Automation is a Cost-Saver
In recent years, automation has begun to show its face en force in domestic manufacturing facilities. From self-serve automation to smart robots, after recouping investment costs, the introduction of automation is showing itself to be a win-win in terms of bringing product costs down to a level where worker wages cannot follow.
In other words, if you can't beat 'em one way, beat 'em in another way!
Why the Manufacturing Industry is Still Worth Investing In
In recent years, a variety of introduced myths have continued to gather steam, mostly due to efforts by various politicians to garner fear-factor votes. However, even amidst the public relations hubbub that manufacturing as an industry has ground to a standstill, manufacturing itself has quietly continued to gather strength.
As of this past quarter, the manufacturing industry fought back with a bit of PR of its own, posting record gains to the tun of a 47 percent increase in product output - the highest the industry has yet achieved.
Where there may be some honest confusion is in comparing the overall viability of the manufacturing industry and the number of American jobs it is generating. In this area, the numbers do legitimately continue to decline. While the number of smart robots increase, the number of human workers decreases.
But this is no cause to doubt the strength of American manufacturing itself. Nor is there any legitimate way to achieve economies of sale without the introduction of new technologies to lower overall materials, manufacturing and labor costs.
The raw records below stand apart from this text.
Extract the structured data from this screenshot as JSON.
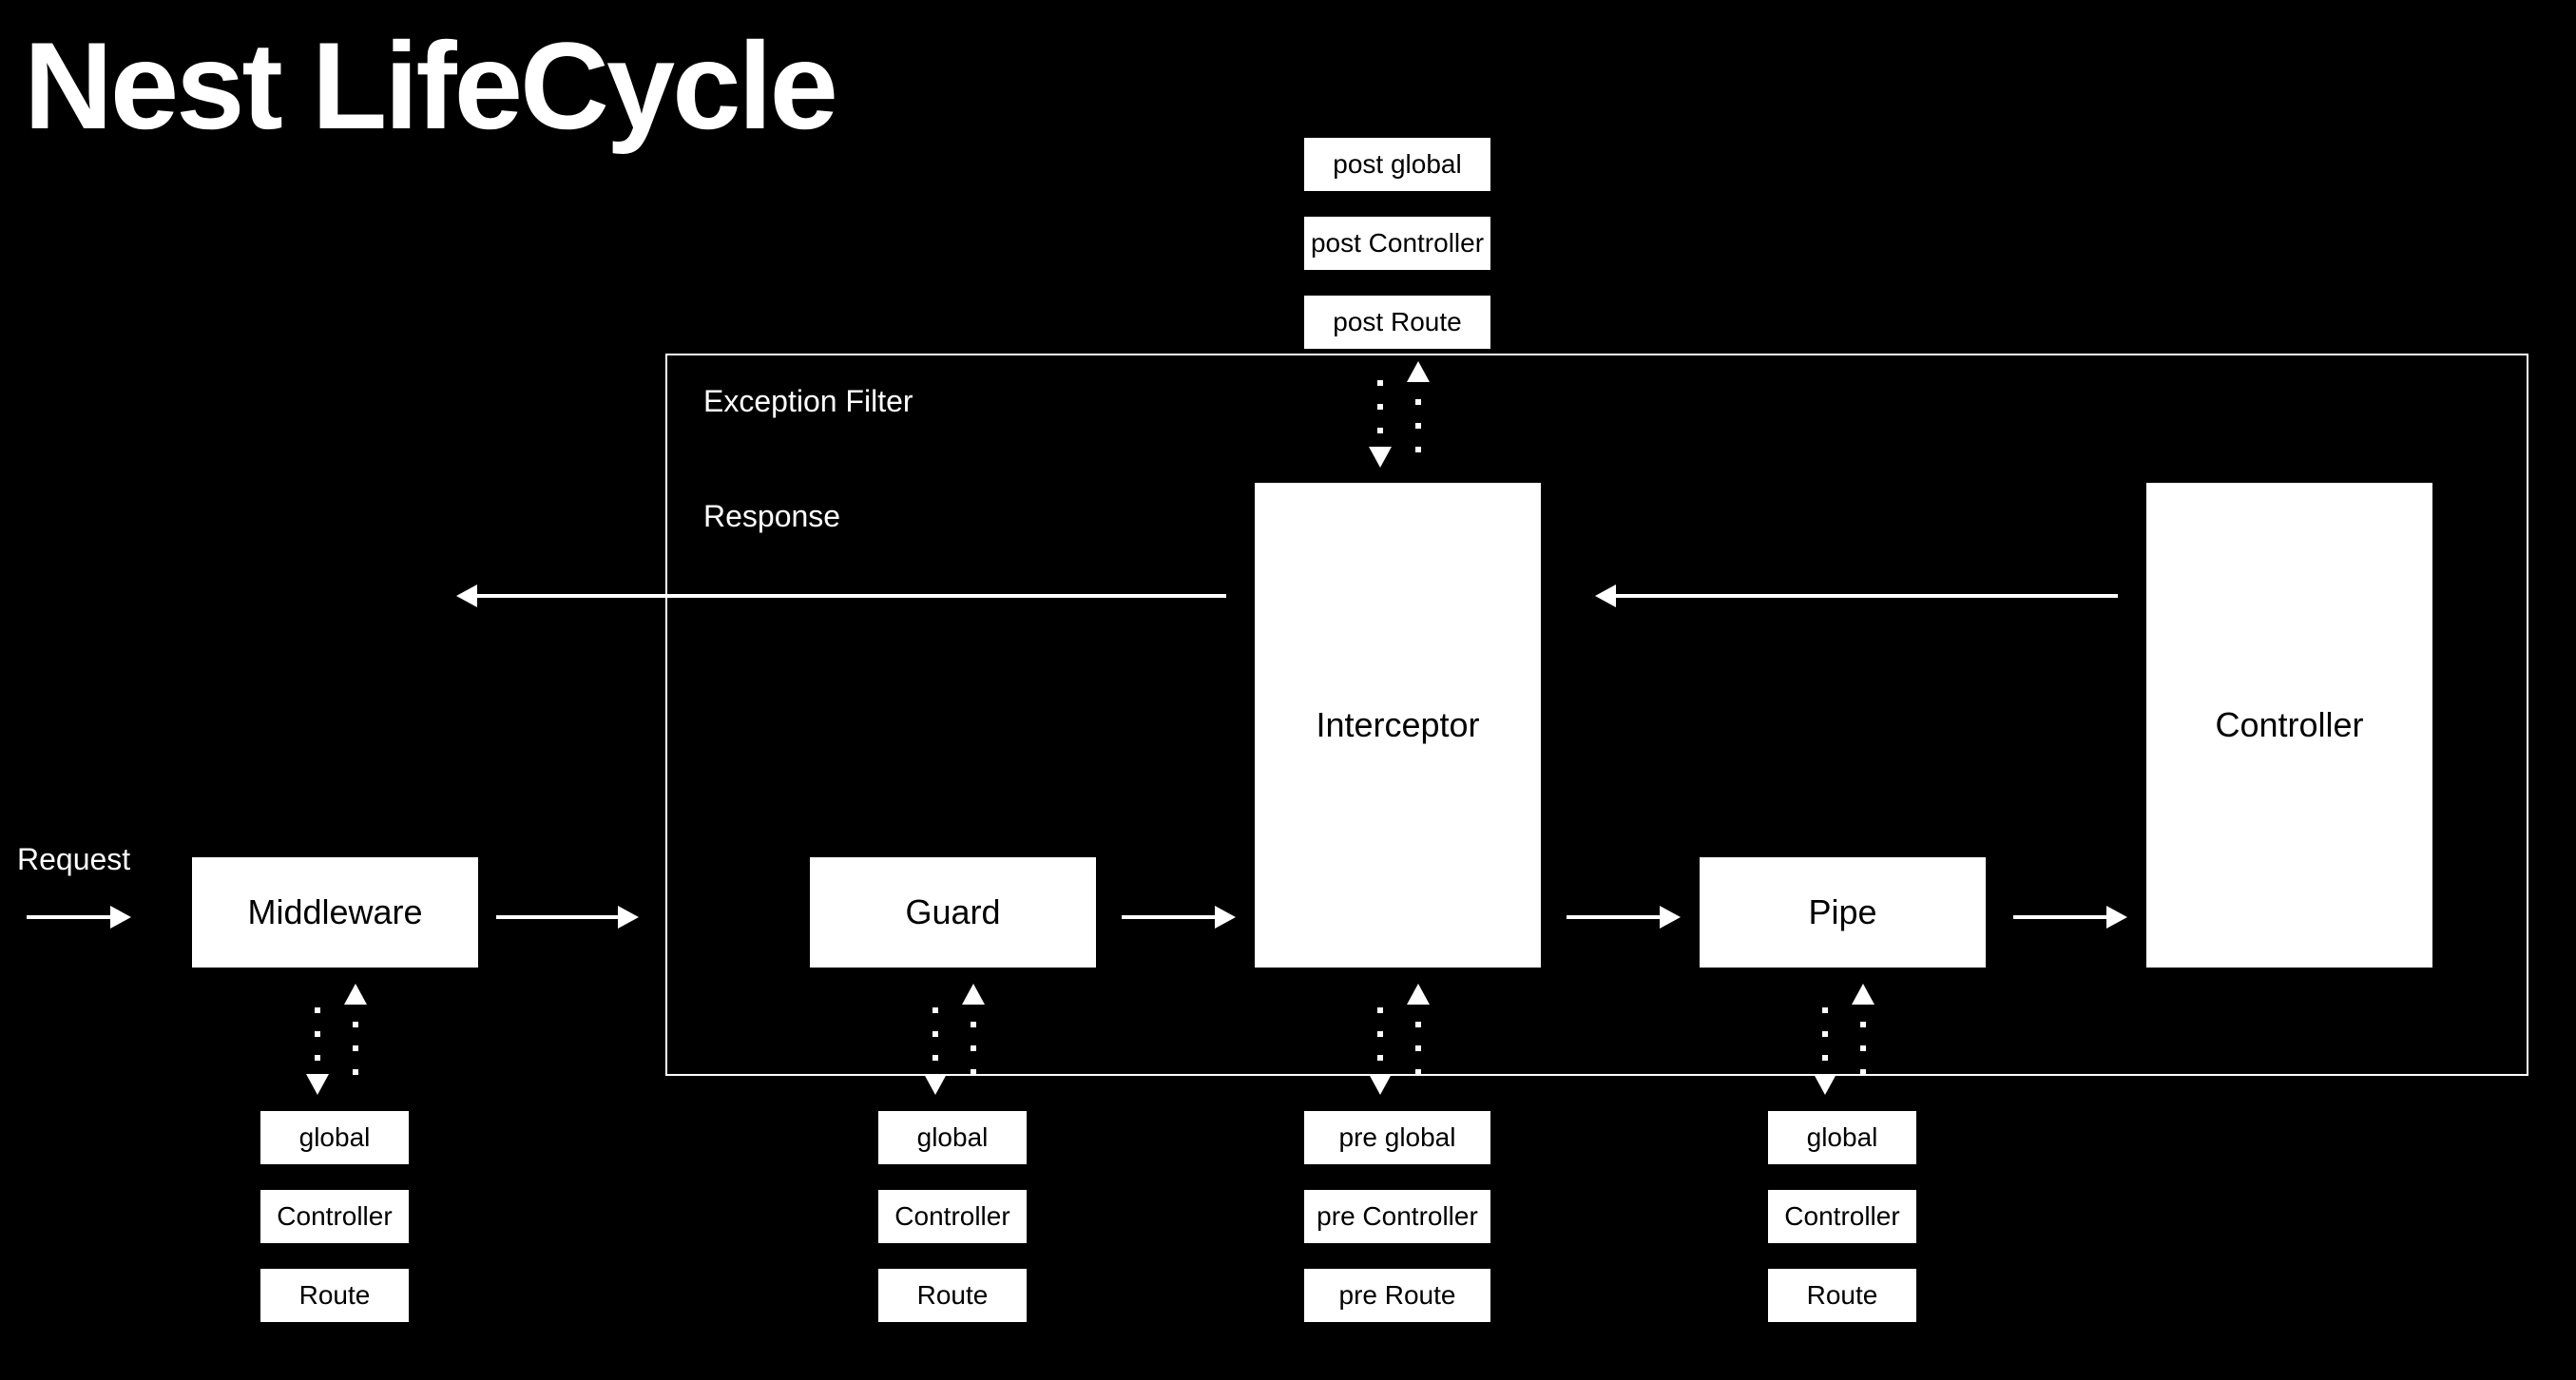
{
  "title": "Nest LifeCycle",
  "labels": {
    "request": "Request",
    "response": "Response",
    "exceptionFilter": "Exception Filter"
  },
  "main": {
    "middleware": "Middleware",
    "guard": "Guard",
    "interceptor": "Interceptor",
    "pipe": "Pipe",
    "controller": "Controller"
  },
  "middlewareScopes": {
    "0": "global",
    "1": "Controller",
    "2": "Route"
  },
  "guardScopes": {
    "0": "global",
    "1": "Controller",
    "2": "Route"
  },
  "pipeScopes": {
    "0": "global",
    "1": "Controller",
    "2": "Route"
  },
  "interceptorPre": {
    "0": "pre global",
    "1": "pre Controller",
    "2": "pre Route"
  },
  "interceptorPost": {
    "0": "post global",
    "1": "post Controller",
    "2": "post Route"
  }
}
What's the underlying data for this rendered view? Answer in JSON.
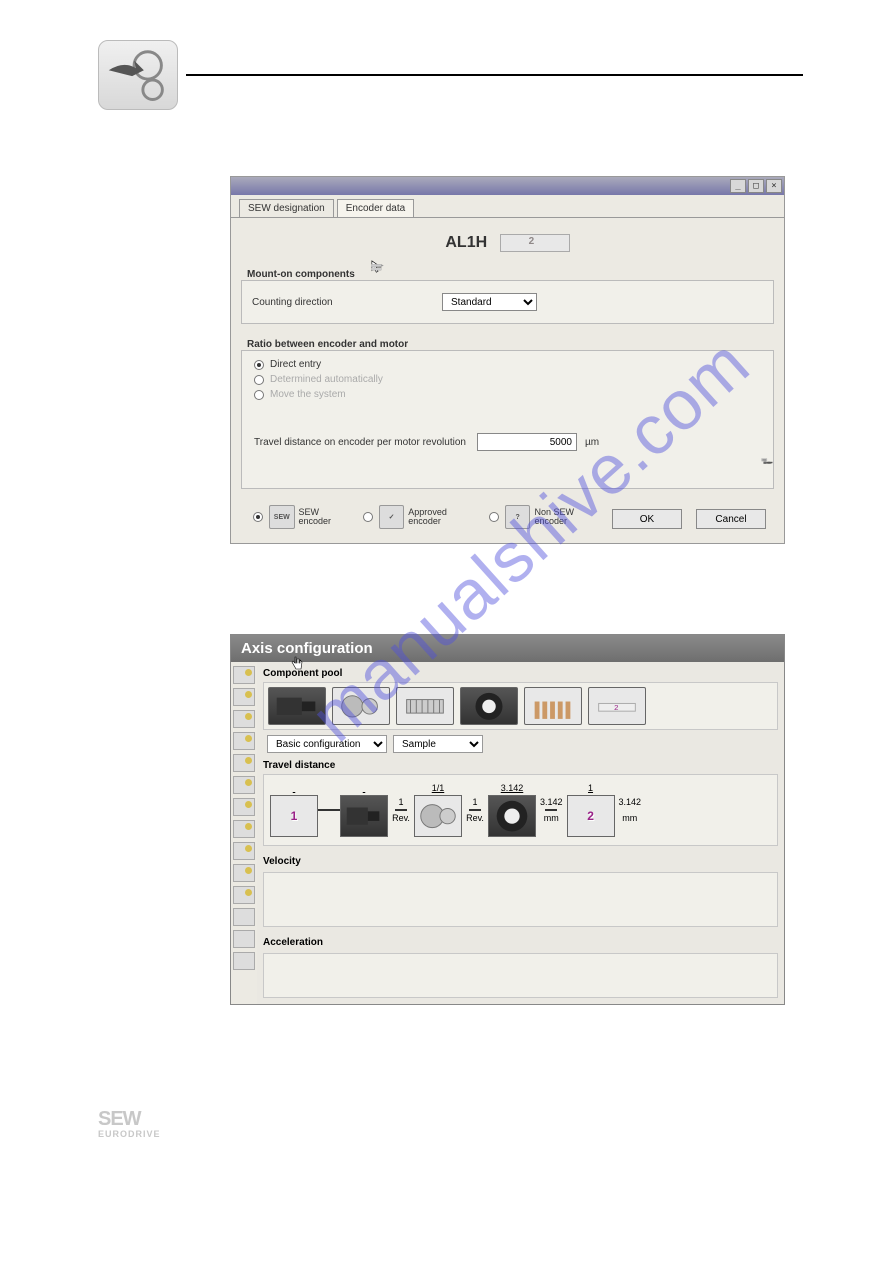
{
  "header": {},
  "watermark": "manualshive.com",
  "dialog": {
    "tabs": {
      "designation": "SEW designation",
      "encoder": "Encoder data"
    },
    "title": "AL1H",
    "group_mount": {
      "label": "Mount-on components",
      "counting_direction_label": "Counting direction",
      "counting_direction_value": "Standard"
    },
    "group_ratio": {
      "label": "Ratio between encoder and motor",
      "opt_direct": "Direct entry",
      "opt_auto": "Determined automatically",
      "opt_move": "Move the system",
      "travel_label": "Travel distance on encoder per motor revolution",
      "travel_value": "5000",
      "travel_unit": "µm"
    },
    "encoder_types": {
      "sew": "SEW encoder",
      "approved": "Approved encoder",
      "nonsew": "Non SEW encoder"
    },
    "buttons": {
      "ok": "OK",
      "cancel": "Cancel"
    },
    "winbtns": {
      "min": "_",
      "max": "□",
      "close": "×"
    }
  },
  "axis": {
    "title": "Axis configuration",
    "pool_label": "Component pool",
    "basic_config_label": "Basic configuration",
    "sample_label": "Sample",
    "travel_label": "Travel distance",
    "velocity_label": "Velocity",
    "accel_label": "Acceleration",
    "chain": {
      "num1": "1",
      "ratio1": "1",
      "rev": "Rev.",
      "gear_ratio": "1/1",
      "ratio2": "1",
      "drum_val": "3.142",
      "drum_out": "3.142",
      "mm": "mm",
      "scale_top": "1",
      "num2": "2",
      "final": "3.142"
    }
  },
  "footer": {
    "brand_top": "SEW",
    "brand_bottom": "EURODRIVE"
  }
}
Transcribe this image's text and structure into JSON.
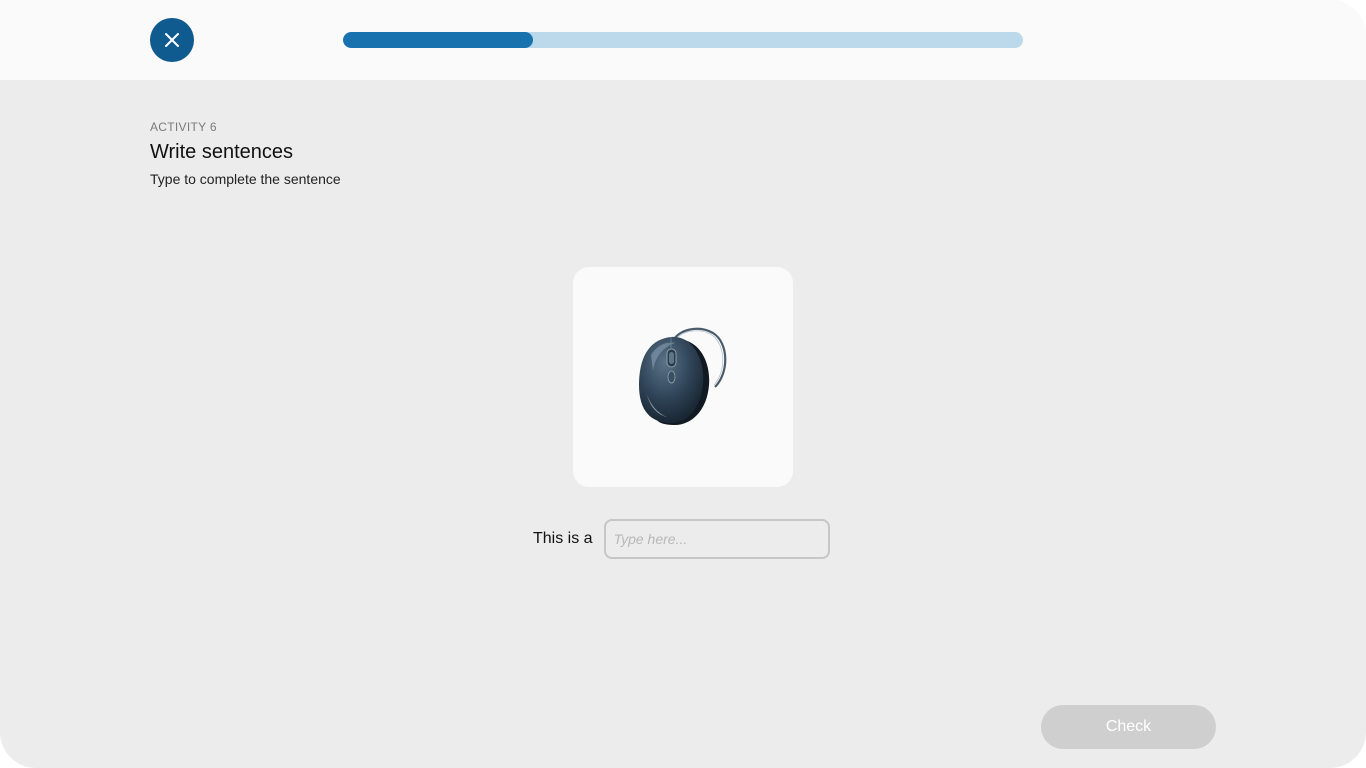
{
  "header": {
    "close_icon": "close-icon",
    "progress_fraction": 0.28,
    "progress_colors": {
      "fill": "#1872ad",
      "track": "#bcd9ec"
    }
  },
  "activity": {
    "label": "ACTIVITY 6",
    "title": "Write sentences",
    "instructions": "Type to complete the sentence"
  },
  "question": {
    "image_icon": "computer-mouse-icon",
    "sentence_prefix": "This is a",
    "input_value": "",
    "input_placeholder": "Type here..."
  },
  "footer": {
    "check_label": "Check",
    "check_enabled": false
  },
  "colors": {
    "accent": "#0f5a8e",
    "background": "#ececec",
    "topbar": "#fafafa",
    "disabled_button": "#cfcfcf"
  }
}
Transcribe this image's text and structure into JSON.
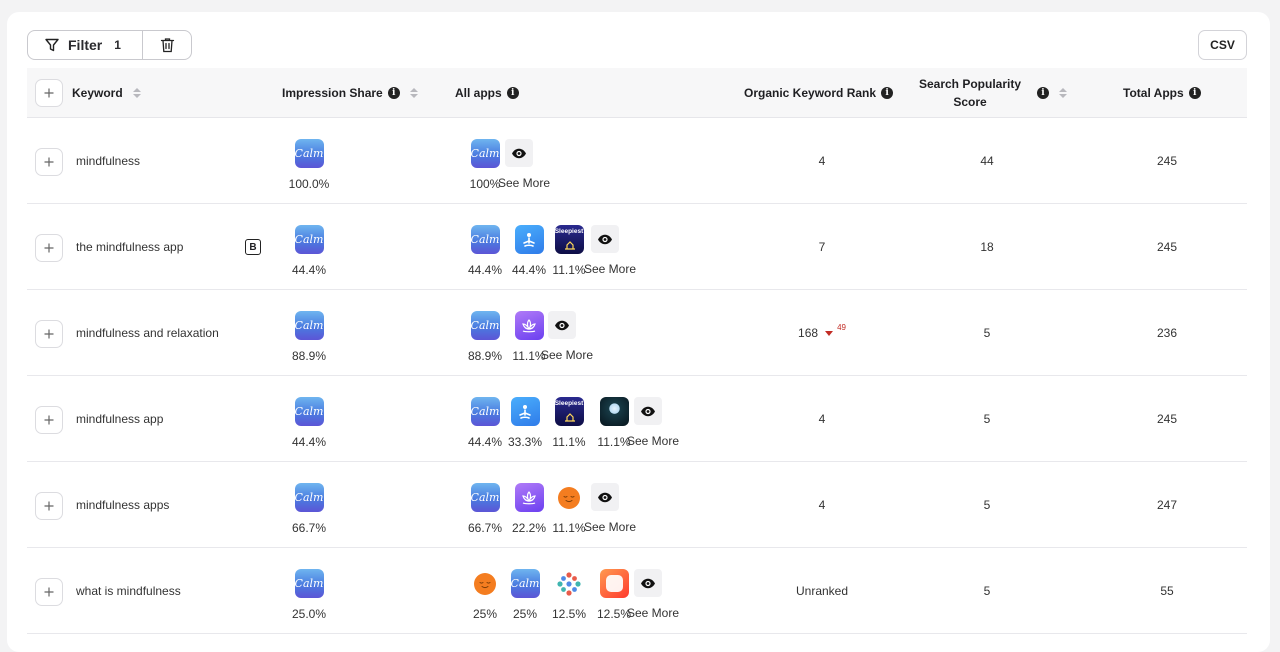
{
  "toolbar": {
    "filter_label": "Filter",
    "filter_count": "1",
    "csv_label": "CSV"
  },
  "columns": {
    "keyword": "Keyword",
    "impression_share": "Impression Share",
    "all_apps": "All apps",
    "organic_rank": "Organic Keyword Rank",
    "search_popularity_line1": "Search Popularity",
    "search_popularity_line2": "Score",
    "total_apps": "Total Apps"
  },
  "see_more_label": "See More",
  "rows": [
    {
      "keyword": "mindfulness",
      "badge": "",
      "impression_share": "100.0%",
      "apps": [
        {
          "icon": "calm-app-icon",
          "pct": "100%"
        }
      ],
      "rank": "4",
      "rank_delta": "",
      "popularity": "44",
      "total_apps": "245"
    },
    {
      "keyword": "the mindfulness app",
      "badge": "B",
      "impression_share": "44.4%",
      "apps": [
        {
          "icon": "calm-app-icon",
          "pct": "44.4%"
        },
        {
          "icon": "meditate-app-icon",
          "pct": "44.4%"
        },
        {
          "icon": "sleepiest-app-icon",
          "pct": "11.1%"
        }
      ],
      "rank": "7",
      "rank_delta": "",
      "popularity": "18",
      "total_apps": "245"
    },
    {
      "keyword": "mindfulness and relaxation",
      "badge": "",
      "impression_share": "88.9%",
      "apps": [
        {
          "icon": "calm-app-icon",
          "pct": "88.9%"
        },
        {
          "icon": "lotus-app-icon",
          "pct": "11.1%"
        }
      ],
      "rank": "168",
      "rank_delta": "49",
      "popularity": "5",
      "total_apps": "236"
    },
    {
      "keyword": "mindfulness app",
      "badge": "",
      "impression_share": "44.4%",
      "apps": [
        {
          "icon": "calm-app-icon",
          "pct": "44.4%"
        },
        {
          "icon": "meditate-app-icon",
          "pct": "33.3%"
        },
        {
          "icon": "sleepiest-app-icon",
          "pct": "11.1%"
        },
        {
          "icon": "moon-app-icon",
          "pct": "11.1%"
        }
      ],
      "rank": "4",
      "rank_delta": "",
      "popularity": "5",
      "total_apps": "245"
    },
    {
      "keyword": "mindfulness apps",
      "badge": "",
      "impression_share": "66.7%",
      "apps": [
        {
          "icon": "calm-app-icon",
          "pct": "66.7%"
        },
        {
          "icon": "lotus-app-icon",
          "pct": "22.2%"
        },
        {
          "icon": "headspace-app-icon",
          "pct": "11.1%"
        }
      ],
      "rank": "4",
      "rank_delta": "",
      "popularity": "5",
      "total_apps": "247"
    },
    {
      "keyword": "what is mindfulness",
      "badge": "",
      "impression_share": "25.0%",
      "apps": [
        {
          "icon": "headspace-app-icon",
          "pct": "25%"
        },
        {
          "icon": "calm-app-icon",
          "pct": "25%"
        },
        {
          "icon": "dots-app-icon",
          "pct": "12.5%"
        },
        {
          "icon": "red-square-app-icon",
          "pct": "12.5%"
        }
      ],
      "rank": "Unranked",
      "rank_delta": "",
      "popularity": "5",
      "total_apps": "55"
    }
  ]
}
Why Robotics Won't Increase Layoffs
One of the main reasons why layoffs continue in the manufacturing industry is the outsourcing of jobs to countries where wages are lower. As such, a move away from international outsourcing and towards robotics and automation will not impact layoffs any more severely than they have already been impacted.
Rather, the use of robotics will keep the full complement of the manufacturing process stateside while lowering product prices to rates competitive with international providers. This keeps more American dollars in this country to fuel the economy, boost the manufacturing industry's profits and fuel a strengthened economy with room to grow on.
In time, it can also put America back on the map as a competitor in being able to profitably export manufacturing products to other countries as well.
Where the Jobs are Headed
In fact, not only is the American economy alive and well (and robustly innovative, to hear the manufacturing industry tell it), but in the grander scheme of employment, the numbers support the theory that American jobs are being shifted internally from one industry to another rather than eradicated.
For example, while the number of jobs available in manufacturing-related fields is projected to continue to fall overall, the number of available jobs in professional services and healthcare fields is expected to grow exponentially. This shift points to an overall change in the needs of Americans and reflects that sweeping changes taking place in our country's healthcare system and in the population itself (in terms of aging and longevity in particular).
The Bright Light at the Tunnel's End
The challenge facing the manufacturing industry today is one of excellence. It is clear that, in innovating to develop and adopt new technologies, including automation and robotics, the industry is staying true to its founders' legacy.
By tackling new opportunities, embracing emerging technologies and becoming part of the next wave of profitable change, manufacturing is setting a positive example for similarly affected industries.